Cadwalader Wickersham & Taft, Wall Street’s oldest firm, and Hogan Lovells in December announced what leaders say is the largest combination between law firms in history. The transaction, which the firms expect to finalize by the middle of the year, will create one of the top five law operations globally with revenue approaching $4 billion.

The merger isn’t the end of the line for the firm’s growth in New York, Zaldivar said. Cadwalader’s leading finance practices will unlock doors to major players in banks and private lending markets, he said.

“Cadwalader brings the leading structured finance practice, but we could get more scale in that area,” Zaldivar said. “They’re super strong in bank lending and strong in private lending, but everyone recognizes that the sky is the limit in private lending.”

Financial Edge

As Hogan Lovells heads into the merger, it touts double-digit gains in revenue to $3.2 billion and profits per equity partner of $3.5 million in 2025. As a globally integrated firm that doesn’t separate profits by geographic region like other global legal operations, the firm’s financial gains are a “remarkable achievement,” he said.

Half of the firm’s revenue came from work in the Americas, up from 48% in 2023, according to Hogan Lovells. Profits per equity partner in the Americas grew 24%, according to Zaldivar.

Hogan Lovells targeted US business sectors with timely regulatory needs: pharma companies adapting to the Trump administration’s “Make America Healthy Again” regulatory changes, and international companies coming to grips with the Trump administration’s ever-shifting tariffs regime, Zaldivar said.

One of the firm’s major wins in 2025 was helping Mind Medicine Inc., a company developing psychiatric remedies, with a $259 million initial public offering.

Cadwalader Partners

In Cadwalader, Zaldivar said he sees the potential to unlock access to major financial institutions and private lenders that comprise the firm’s client base. Cadwalader is a leading advisor in banking and asset management circles, advising Citibank and Ares on deals over the past 12 months.

“It was clear they were trying to diversify more,” Zaldivar said of Cadwalader, “and moving strategically from such a narrow, narrow, narrow offering to something broader.”

Cadwalader’s departures in 2026—14 partners, including those from litigation and fund finance practices—haven’t discouraged him because Cadwalader’s relationships with its most lucrative banking and private lending clients remain undisturbed, Zaldivar said.

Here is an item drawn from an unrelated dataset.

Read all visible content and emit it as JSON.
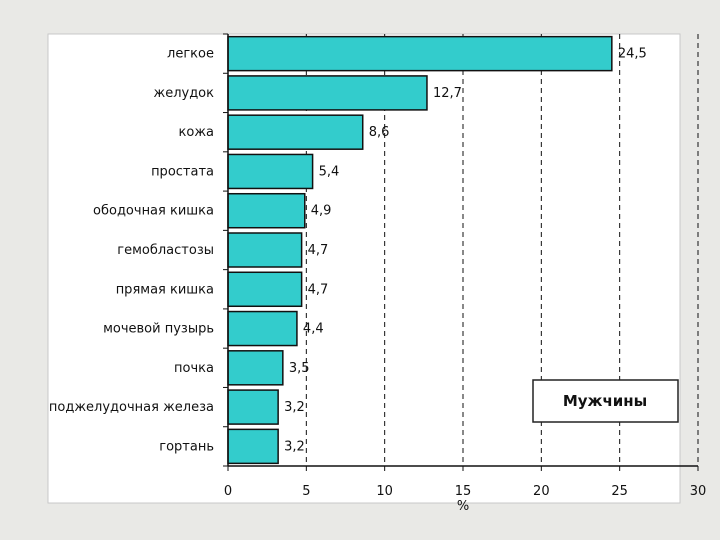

“The core partners that we identified as key to this deal have not left,” he said. Wes Misson, the firm’s co-managing partner and former fund finance head, and Stuart Goldstein, capital markets co-chair, were core to the transaction, he said.

Partners at both firms are scheduled to vote for the merger this spring with firm leaders aiming to finalize the merger by summer. Zaldivar said he’s confident it will go through if the partners “continue to be as excited as I am.”